* 3-month yen Libor dips below dollar first time since Aug
* ECB's pledges to return to variable 3-mo ops
* But ECB extends unlimited 1-week, 1-month facilities
* Portuguese repo spread widen, Greek repo thinly traded
LONDON, March 4 (Reuters) - The interbank cost of borrowing
three-month dollar funds edged higher on Thursday while for yen
funds it fell, taking the Japanese currency rate below that of
the greenback for the first time since August.
In Europe, European Central Bank President Jean-Claude
Trichet outlined the first steps to stemming ample liquidity
provisions the bank has made since late 2008.
The ECB will return to ordinary, variable rate, fixed sum
tenders for 3-month loans for banks from April, unwinding some
of the extraordinary help it gave the euro zone economy.
But balancing that move, Trichet also told a news
conference, after the ECB left key interest rate steady at a
record low 1.0 percent, that the bank would lend banks unlimited
amounts in its weekly and monthly operations until at least
October, longer than many analysts expected. [ID:nLDE62307B]
The decision to return to an auction-based approach for its
longer-term lending tenders might encourage banks back to the
ECB's weekly operations.
The change should make it easier for the ECB to reduce the
amount of excess liquidity in the banking system when they feel
it is necessary, according to Lena Komileva, director of G7
Market Economics, Tullett Prebon, London.
But some traders remained sceptical.
"Trichet's announcement about returning to auction for 3
month refi is a surprise and it is premature," said one
Italy-based money market trader.
While variable rate three-month tenders may have less impact
on cash money market rates than some feared, Komileva said, "It
is clear the level of central bank-supported liquidity in the
system will decline, which will lift Eonia and forward rates,
contributing to higher Euribor rates."
Analysts saw little impact on Libor rates from the policy
Yen Libor has historically been below dollar Libor and the
crossover may suggest a normalisation in money markets.

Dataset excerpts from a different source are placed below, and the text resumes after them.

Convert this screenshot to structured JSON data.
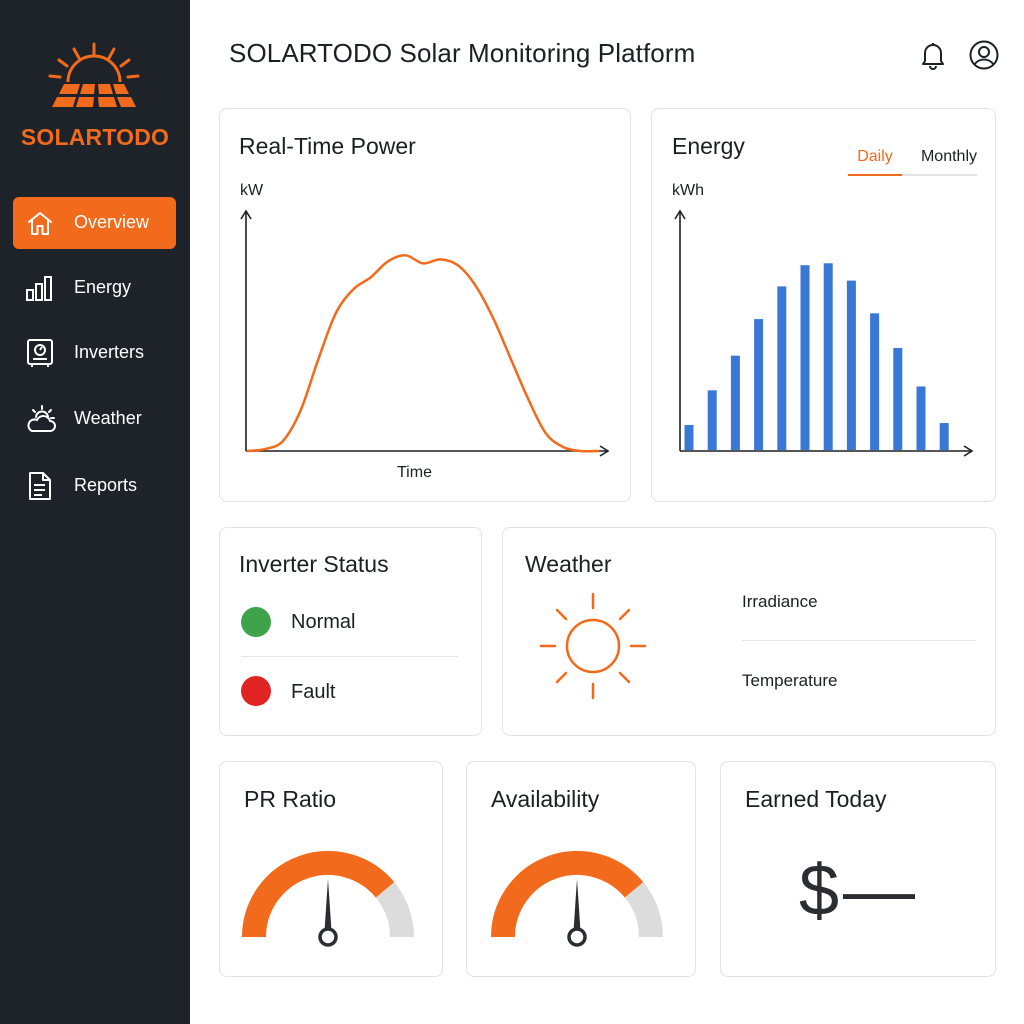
{
  "app": {
    "brand": "SOLARTODO",
    "title": "SOLARTODO Solar Monitoring Platform",
    "accent_color": "#f26a1b",
    "sidebar_color": "#1e232a"
  },
  "sidebar": {
    "items": [
      {
        "label": "Overview",
        "icon": "home-icon",
        "active": true
      },
      {
        "label": "Energy",
        "icon": "bar-chart-icon",
        "active": false
      },
      {
        "label": "Inverters",
        "icon": "inverter-icon",
        "active": false
      },
      {
        "label": "Weather",
        "icon": "sun-cloud-icon",
        "active": false
      },
      {
        "label": "Reports",
        "icon": "document-icon",
        "active": false
      }
    ]
  },
  "header": {
    "icons": [
      "bell-icon",
      "user-icon"
    ]
  },
  "realtime": {
    "title": "Real-Time Power",
    "ylabel": "kW",
    "xlabel": "Time"
  },
  "energy": {
    "title": "Energy",
    "ylabel": "kWh",
    "tabs": [
      {
        "label": "Daily",
        "active": true
      },
      {
        "label": "Monthly",
        "active": false
      }
    ]
  },
  "chart_data": [
    {
      "type": "line",
      "xlabel": "Time",
      "ylabel": "kW",
      "color": "#f26a1b",
      "x": [
        0,
        1,
        2,
        3,
        4,
        5,
        6,
        7,
        8,
        9,
        10,
        11,
        12,
        13,
        14,
        15,
        16,
        17,
        18,
        19,
        20
      ],
      "values": [
        0,
        1,
        5,
        20,
        45,
        68,
        80,
        86,
        94,
        97,
        93,
        95,
        92,
        82,
        66,
        46,
        26,
        9,
        2,
        0,
        0
      ],
      "ylim": [
        0,
        115
      ]
    },
    {
      "type": "bar",
      "ylabel": "kWh",
      "color": "#3a78d8",
      "values": [
        13,
        31,
        49,
        68,
        85,
        96,
        97,
        88,
        71,
        53,
        33,
        14
      ],
      "ylim": [
        0,
        120
      ]
    }
  ],
  "inverter_status": {
    "title": "Inverter Status",
    "items": [
      {
        "label": "Normal",
        "color": "#3ea34a"
      },
      {
        "label": "Fault",
        "color": "#e02424"
      }
    ]
  },
  "weather": {
    "title": "Weather",
    "icon": "sun-icon",
    "irradiance_label": "Irradiance",
    "temperature_label": "Temperature"
  },
  "kpis": {
    "pr_ratio": {
      "title": "PR Ratio",
      "level": 0.78
    },
    "availability": {
      "title": "Availability",
      "level": 0.78
    },
    "earned_today": {
      "title": "Earned Today",
      "value": "$—"
    }
  },
  "gauge_colors": {
    "fill": "#f26a1b",
    "track": "#dcdcdc",
    "needle": "#2a2d32"
  }
}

That changed in August, making the dollar a more attractive
funding currency for carry trades and hampered efforts to keep
the yen competitive for export markets.
In December, the Bank of Japan introduced three-month funds
at a 0.1 percent rate at an emergency policy meeting, aimed at
depress rates, in the face of government pressure to do more to
fight deflation and following the yen's surge to a 14-year high
against the dollar in late November. [ID:nT0E5B904U]

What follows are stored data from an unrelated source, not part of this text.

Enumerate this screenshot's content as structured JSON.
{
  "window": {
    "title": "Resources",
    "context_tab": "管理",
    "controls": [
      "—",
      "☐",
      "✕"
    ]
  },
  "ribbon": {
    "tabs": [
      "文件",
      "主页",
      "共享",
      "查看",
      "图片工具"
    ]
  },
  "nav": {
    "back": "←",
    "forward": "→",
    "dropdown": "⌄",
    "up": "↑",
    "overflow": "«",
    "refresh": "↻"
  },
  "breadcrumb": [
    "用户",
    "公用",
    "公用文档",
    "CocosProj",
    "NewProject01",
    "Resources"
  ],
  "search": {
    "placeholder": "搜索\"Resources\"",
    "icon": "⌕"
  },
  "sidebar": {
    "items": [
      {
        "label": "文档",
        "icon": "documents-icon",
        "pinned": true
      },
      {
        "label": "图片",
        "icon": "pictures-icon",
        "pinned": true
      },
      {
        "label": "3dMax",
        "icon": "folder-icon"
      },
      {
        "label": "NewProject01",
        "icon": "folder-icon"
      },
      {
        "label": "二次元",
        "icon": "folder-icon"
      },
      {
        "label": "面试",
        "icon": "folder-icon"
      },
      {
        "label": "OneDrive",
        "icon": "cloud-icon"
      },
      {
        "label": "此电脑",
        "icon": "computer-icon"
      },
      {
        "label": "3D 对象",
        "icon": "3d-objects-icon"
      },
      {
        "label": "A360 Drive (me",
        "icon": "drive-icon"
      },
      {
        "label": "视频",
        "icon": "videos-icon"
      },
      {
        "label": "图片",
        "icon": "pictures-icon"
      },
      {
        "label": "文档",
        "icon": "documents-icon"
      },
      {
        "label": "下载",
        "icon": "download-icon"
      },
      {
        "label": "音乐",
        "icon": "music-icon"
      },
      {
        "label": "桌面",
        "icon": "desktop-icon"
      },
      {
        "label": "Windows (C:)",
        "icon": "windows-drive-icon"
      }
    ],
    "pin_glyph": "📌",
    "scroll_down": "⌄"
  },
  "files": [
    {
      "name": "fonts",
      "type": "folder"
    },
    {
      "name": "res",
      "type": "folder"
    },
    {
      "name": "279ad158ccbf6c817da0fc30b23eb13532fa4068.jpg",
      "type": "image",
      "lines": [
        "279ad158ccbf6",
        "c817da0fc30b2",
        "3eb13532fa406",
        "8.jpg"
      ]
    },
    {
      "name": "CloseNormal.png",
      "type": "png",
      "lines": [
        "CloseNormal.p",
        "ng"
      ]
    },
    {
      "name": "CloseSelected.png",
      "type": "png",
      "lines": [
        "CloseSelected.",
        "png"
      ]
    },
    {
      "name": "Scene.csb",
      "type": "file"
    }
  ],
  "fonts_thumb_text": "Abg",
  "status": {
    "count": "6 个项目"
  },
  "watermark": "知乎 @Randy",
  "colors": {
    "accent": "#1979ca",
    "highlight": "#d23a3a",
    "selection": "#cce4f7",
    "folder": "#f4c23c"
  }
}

On Thursday, just ahead of the ECB's rate decision, the yen
Libor JPY3MFSR= was fixed at 0.25063 percent -- its lowest
level since May 2006 -- and the dollar USD3MFSR= rate at
0.25219 percent, according to the latest fixings by the British
Bankers' Association. [ID:nEAP000023].
That left three-month Swiss franc Libor CHF3MFSR= at
0.24833 percent the cheapest among major currencies.
"Evidently, the yen is trending lower while the dollar rate
just hovers around 25 basis points waiting for the day the
Federal Reserve will tighten," said Peter Chatwell, a market
analyst at Credit Agricole CIB in London.
While Greece sold 5 billion euros of a new 10-year
syndicated bond, the Greek repo market remained stressed, and so
too did the Portuguese repo market.
"Against this backdrop...Portuguese repo spreads over Eonia
have widened with 1-month repos trading some 10 basis points
above German repos, double the levels seen a month ago and
liquidity is thinning," Komileva said.